NASHVILLE, TENNESSEE
Soundtrack des Tages: "Nashville Cats" (Lovin' Spoonful)
In Nashville haben sie eine neue Country Hall of Fame bekommen, die sich wie eine notgelandete Raumstation in die Skyline quetscht. Auch sonst wird viel gebaut, anscheinend geht es der Heimatstadt der Countrymusic auch in Zeiten der illegalen Downloads gut, da soll die Musikindustrie mal nicht so jammern. Nashville ist ja eine Stadt mit großem Namen, von hier kommt dieser ganze blank polierte Charts-Country, Shania Twain und Garth Brooks und Faith Hill, und deshalb wiederum kommen alle anderen hierher. Auf der Suche nach Ruhm und Geld oder wenigstens einem Plattenvertrag. Der typische Nashville-Satz ist dann auch einer wie: "Ich jobbe hier nur nebenbei, eigentlich bin ich Songwriter." Wir überlegen uns, ob wir uns auch als verkannte Countrymusiker ausgeben sollen. Aber möglicherweise fliegen wir dann auf.

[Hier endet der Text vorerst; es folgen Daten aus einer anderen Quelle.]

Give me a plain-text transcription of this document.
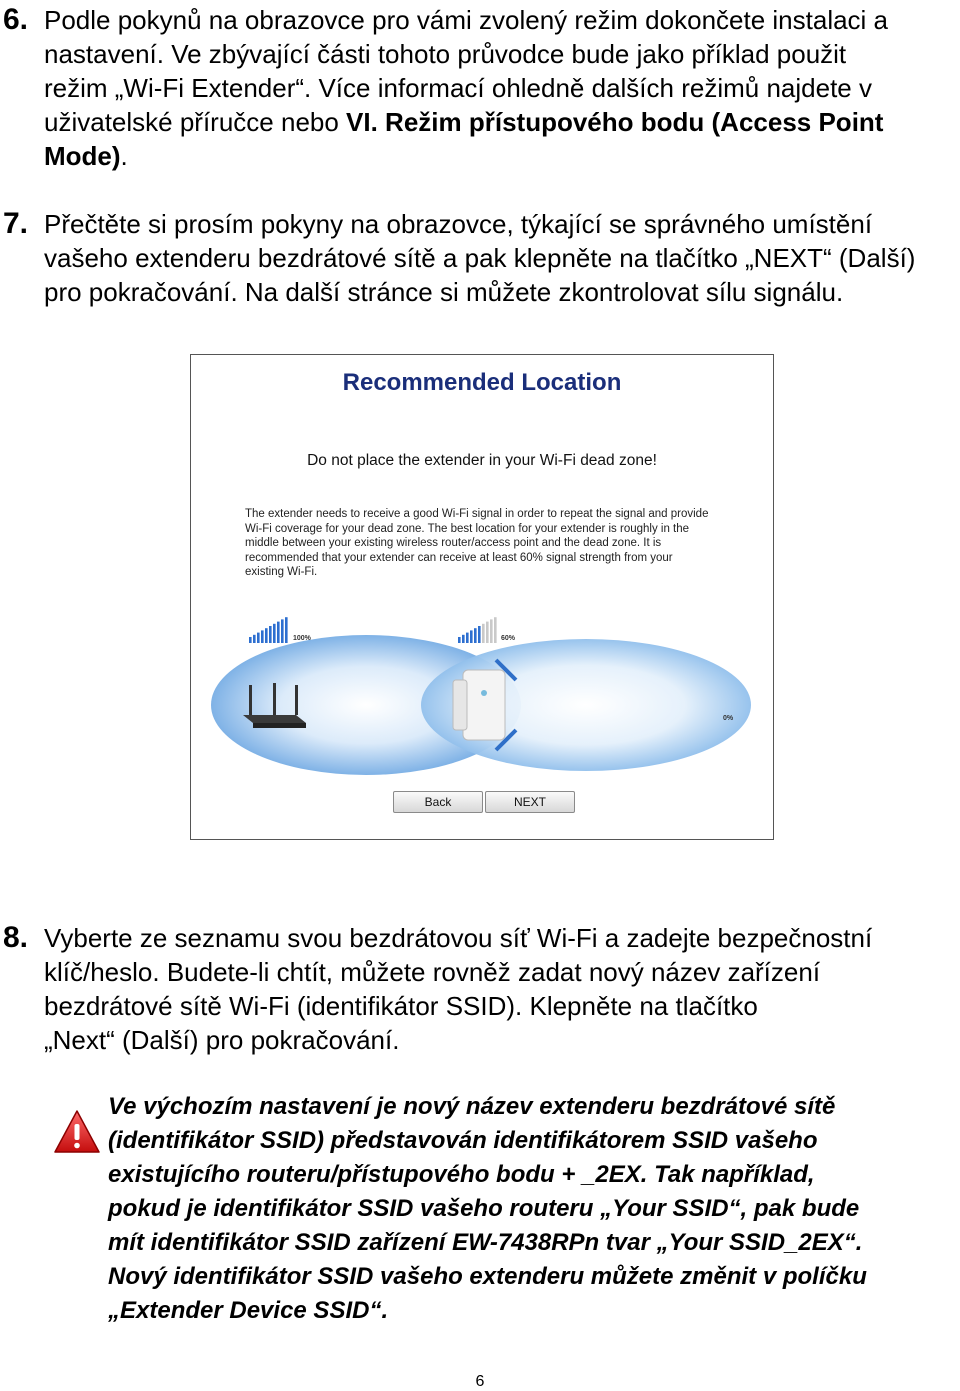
6. Podle pokynů na obrazovce pro vámi zvolený režim dokončete instalaci a
nastavení. Ve zbývající části tohoto průvodce bude jako příklad použit
režim „Wi-Fi Extender“. Více informací ohledně dalších režimů najdete v
uživatelské příručce nebo VI. Režim přístupového bodu (Access Point
Mode).
7. Přečtěte si prosím pokyny na obrazovce, týkající se správného umístění
vašeho extenderu bezdrátové sítě a pak klepněte na tlačítko „NEXT“ (Další)
pro pokračování. Na další stránce si můžete zkontrolovat sílu signálu.
Recommended Location
Do not place the extender in your Wi-Fi dead zone!
The extender needs to receive a good Wi-Fi signal in order to repeat the signal and provide
Wi-Fi coverage for your dead zone. The best location for your extender is roughly in the
middle between your existing wireless router/access point and the dead zone. It is
recommended that your extender can receive at least 60% signal strength from your
existing Wi-Fi.
100%	60%
0%
Back	NEXT
8. Vyberte ze seznamu svou bezdrátovou síť Wi-Fi a zadejte bezpečnostní
klíč/heslo. Budete-li chtít, můžete rovněž zadat nový název zařízení
bezdrátové sítě Wi-Fi (identifikátor SSID). Klepněte na tlačítko
„Next“ (Další) pro pokračování.
Ve výchozím nastavení je nový název extenderu bezdrátové sítě
(identifikátor SSID) představován identifikátorem SSID vašeho
existujícího routeru/přístupového bodu + _2EX. Tak například,
pokud je identifikátor SSID vašeho routeru „Your SSID“, pak bude
mít identifikátor SSID zařízení EW-7438RPn tvar „Your SSID_2EX“.
Nový identifikátor SSID vašeho extenderu můžete změnit v políčku
„Extender Device SSID“.
6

Im Süden haben Engelsstimmen Doppelnamen
Abends gehen wir ins "Stage". Das ist eine Bar direkt am Broadway, und der Broadway ist das Gegenstück der Beale Street in Memphis, aber wir gehen trotzdem rein: Weil die Band eine Sängerin hat. Sie spielt auch Gitarre, aber nicht ganz so doll, jedenfalls muss sie sich von den anderen Musikern immer die richtigen Akkorde zurufen lassen. Dafür sieht sie ziemlich gut aus, so mit langen blonden Haaren und Julia Roberts-Nase und ganz engen Jeans. Mary Sue England heißt sie, so einen Namen muss man auch erst einmal haben (warum heißen in den Südstaaten alle Frauen doppelt, Mary Sue und Frankie Jean und Mary Ann?) Aber singen kann Mary Sue, das will ich wohl meinen! Da läuft es einem kalt den Rücken runter, wenn sie "Coalminer's Daughter" singt. Und alle anderen im Pub singen mit, auch ein steinaltes Pärchen an einem Tisch ganz vorne. Am Ende küsst der Mann die Frau sanft auf die Wange, er zittert ein bisschen, und man sieht, dass er ganz feuchte Augen hat. Und wegen dieses einen, kleinen Momentes: Schon deswegen war die Spurensuche hier unten erfolgreich.